Die Schweizer Regierung wollte schon damals kein generelles Verbot für Auftritte türkischer Politiker verhängen. Der damalige Aussenminister Didier Burkhalter empfing in dieser Zeit sogar seinen türkischen Amtskollegen Mevlüt Cavusoglu und sorgte damit für Schlagzeilen und politische Debatten in den Medien. Das EDA war damals zum Schluss gekommen, dass keine «ausserordentliche Bedrohungslage» herrsche und die innere Sicherheit nicht gefährdet sei.

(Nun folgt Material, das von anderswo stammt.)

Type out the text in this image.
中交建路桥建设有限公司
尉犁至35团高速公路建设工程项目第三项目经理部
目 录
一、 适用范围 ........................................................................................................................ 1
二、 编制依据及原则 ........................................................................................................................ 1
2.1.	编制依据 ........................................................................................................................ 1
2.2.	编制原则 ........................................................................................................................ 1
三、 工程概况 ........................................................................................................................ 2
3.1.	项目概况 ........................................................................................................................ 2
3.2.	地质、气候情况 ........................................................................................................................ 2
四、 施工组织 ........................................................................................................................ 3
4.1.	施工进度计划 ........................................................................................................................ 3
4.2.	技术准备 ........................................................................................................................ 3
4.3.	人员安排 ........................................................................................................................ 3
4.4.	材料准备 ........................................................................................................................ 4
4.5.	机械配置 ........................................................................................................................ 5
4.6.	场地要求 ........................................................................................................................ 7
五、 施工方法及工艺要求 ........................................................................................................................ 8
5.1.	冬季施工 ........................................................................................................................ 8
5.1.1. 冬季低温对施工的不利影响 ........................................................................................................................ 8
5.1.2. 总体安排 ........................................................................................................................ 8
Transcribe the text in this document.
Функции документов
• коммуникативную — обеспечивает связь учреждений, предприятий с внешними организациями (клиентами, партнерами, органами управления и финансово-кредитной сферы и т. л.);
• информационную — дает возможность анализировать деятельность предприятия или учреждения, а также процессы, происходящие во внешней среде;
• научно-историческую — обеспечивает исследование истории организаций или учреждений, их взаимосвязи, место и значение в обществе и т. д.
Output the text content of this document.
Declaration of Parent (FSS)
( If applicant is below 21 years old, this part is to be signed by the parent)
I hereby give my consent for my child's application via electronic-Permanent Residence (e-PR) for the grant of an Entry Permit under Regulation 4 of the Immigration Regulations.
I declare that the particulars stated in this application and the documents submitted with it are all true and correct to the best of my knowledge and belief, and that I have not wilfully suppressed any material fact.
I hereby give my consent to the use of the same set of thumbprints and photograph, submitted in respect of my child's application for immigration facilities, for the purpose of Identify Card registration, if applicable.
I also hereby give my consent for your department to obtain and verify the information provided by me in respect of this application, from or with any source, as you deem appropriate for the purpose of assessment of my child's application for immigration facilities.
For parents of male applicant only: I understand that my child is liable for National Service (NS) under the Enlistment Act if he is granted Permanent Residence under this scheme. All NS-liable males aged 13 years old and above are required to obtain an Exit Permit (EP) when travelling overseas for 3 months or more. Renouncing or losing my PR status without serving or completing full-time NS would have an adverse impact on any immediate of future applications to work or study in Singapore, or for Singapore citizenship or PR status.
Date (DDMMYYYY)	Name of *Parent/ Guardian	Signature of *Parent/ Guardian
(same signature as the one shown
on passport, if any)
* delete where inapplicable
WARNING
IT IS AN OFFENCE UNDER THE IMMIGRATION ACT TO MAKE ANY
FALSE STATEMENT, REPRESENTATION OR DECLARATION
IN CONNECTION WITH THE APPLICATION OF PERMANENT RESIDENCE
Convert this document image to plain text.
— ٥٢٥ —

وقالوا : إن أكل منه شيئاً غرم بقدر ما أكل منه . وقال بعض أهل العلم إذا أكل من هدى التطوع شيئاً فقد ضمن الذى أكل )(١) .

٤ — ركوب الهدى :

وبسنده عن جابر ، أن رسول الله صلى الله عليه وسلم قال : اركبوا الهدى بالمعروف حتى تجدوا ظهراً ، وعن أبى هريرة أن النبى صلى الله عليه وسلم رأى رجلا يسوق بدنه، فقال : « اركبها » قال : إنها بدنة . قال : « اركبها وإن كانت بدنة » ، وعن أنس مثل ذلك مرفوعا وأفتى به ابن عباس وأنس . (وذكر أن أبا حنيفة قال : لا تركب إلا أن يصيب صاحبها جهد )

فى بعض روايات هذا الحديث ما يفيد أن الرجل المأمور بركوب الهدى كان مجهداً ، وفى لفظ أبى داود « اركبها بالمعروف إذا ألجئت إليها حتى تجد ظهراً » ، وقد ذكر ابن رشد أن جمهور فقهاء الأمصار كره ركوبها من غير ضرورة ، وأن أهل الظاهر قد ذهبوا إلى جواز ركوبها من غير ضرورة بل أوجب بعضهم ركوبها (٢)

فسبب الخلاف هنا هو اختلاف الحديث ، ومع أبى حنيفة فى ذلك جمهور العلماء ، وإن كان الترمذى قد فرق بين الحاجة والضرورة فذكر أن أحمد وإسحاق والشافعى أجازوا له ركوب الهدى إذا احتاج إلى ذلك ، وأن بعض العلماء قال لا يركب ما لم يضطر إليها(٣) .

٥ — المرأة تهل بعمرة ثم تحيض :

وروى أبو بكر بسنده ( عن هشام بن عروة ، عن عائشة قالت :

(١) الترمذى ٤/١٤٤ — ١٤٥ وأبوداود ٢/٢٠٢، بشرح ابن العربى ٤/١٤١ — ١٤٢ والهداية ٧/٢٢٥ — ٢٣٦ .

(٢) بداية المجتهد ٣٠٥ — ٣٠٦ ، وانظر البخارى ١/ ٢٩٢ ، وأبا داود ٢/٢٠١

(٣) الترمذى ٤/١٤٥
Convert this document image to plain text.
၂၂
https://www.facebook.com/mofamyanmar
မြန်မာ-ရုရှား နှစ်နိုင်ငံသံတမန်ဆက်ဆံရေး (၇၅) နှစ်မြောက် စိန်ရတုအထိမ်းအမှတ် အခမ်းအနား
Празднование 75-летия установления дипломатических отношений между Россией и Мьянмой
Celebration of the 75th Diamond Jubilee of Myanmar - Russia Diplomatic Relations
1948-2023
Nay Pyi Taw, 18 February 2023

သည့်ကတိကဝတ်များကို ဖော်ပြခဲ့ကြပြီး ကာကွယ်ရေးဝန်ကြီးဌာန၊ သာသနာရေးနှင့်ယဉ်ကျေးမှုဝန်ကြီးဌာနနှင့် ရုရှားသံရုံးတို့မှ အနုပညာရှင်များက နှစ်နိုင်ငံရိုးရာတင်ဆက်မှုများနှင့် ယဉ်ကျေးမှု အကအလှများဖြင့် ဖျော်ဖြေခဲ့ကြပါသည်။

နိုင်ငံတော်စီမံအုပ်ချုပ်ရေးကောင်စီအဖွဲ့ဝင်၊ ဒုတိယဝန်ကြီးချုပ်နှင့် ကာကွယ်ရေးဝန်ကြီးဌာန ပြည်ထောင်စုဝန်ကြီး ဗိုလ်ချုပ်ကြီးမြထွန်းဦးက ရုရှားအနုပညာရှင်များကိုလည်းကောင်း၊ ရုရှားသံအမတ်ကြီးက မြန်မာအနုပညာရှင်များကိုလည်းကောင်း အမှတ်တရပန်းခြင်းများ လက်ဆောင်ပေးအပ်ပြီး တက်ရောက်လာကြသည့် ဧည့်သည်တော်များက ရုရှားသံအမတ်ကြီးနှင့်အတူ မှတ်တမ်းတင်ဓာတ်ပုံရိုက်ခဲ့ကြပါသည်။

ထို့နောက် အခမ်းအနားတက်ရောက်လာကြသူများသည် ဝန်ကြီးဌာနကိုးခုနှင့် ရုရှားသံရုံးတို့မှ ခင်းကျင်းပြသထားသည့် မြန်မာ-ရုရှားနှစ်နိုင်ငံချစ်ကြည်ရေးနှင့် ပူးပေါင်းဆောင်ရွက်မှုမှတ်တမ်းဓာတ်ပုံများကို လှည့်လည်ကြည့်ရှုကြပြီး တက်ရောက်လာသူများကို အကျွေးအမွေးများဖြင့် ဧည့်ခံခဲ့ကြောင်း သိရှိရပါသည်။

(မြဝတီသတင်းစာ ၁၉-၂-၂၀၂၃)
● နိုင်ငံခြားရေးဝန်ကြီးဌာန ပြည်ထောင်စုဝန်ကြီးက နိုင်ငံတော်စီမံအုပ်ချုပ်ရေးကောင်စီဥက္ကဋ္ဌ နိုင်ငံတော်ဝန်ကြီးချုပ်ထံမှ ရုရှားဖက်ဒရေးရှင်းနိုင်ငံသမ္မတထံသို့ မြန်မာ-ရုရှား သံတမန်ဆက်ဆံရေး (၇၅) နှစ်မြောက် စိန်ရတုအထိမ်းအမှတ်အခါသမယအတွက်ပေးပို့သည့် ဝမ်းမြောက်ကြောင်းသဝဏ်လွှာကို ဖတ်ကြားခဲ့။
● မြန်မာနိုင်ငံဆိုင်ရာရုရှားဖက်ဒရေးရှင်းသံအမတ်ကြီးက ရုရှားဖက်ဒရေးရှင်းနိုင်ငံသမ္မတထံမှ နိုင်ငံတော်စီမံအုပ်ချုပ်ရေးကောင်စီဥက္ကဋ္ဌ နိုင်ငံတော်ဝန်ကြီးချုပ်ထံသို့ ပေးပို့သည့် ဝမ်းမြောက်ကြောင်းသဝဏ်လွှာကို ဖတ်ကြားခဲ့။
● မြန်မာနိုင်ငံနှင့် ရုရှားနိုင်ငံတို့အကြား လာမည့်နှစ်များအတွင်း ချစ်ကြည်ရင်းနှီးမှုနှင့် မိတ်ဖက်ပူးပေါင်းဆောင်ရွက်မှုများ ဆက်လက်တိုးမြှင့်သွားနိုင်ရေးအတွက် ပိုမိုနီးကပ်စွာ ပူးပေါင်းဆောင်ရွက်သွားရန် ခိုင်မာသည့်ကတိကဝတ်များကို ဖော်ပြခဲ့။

Der Zürcher Sicherheitsdirektor schätzte die Bedrohungslage aber anders ein. Er untersagte einen geplanten Auftritt Cavusoglus, der in Opfikon (Kanton Zürich) vor Anhängern Erdogans sprechen wollte. Die Zürcher Behörden erliessen auch ein Verbot für einen Auftritt des Istanbuler AKP-Politikers Hursit Yildirim, der in der Agglomeration von Zürich für Erdogans Präsidialsystem Stimmung machen wollte. Die Organisatoren, die «Union europäisch-türkischer Demokraten (UETD)» versuchten darauf, die Veranstaltungen in Spreitenbach (Kanton Aargau) durchzuführen. Aber auch die Aargauer Kantonspolizei erliess aus Sicherheitsgründen ein Verbot.
Steilpass für Erdogan?
In der Türkei werden abgesagte Auftritte türkischer Politiker in europäischen Ländern regelmässig innenpolitisch ausgeschlachtet. Im Falle der Niederlande sprach Erdogan damals sogar von Nazi-Methoden.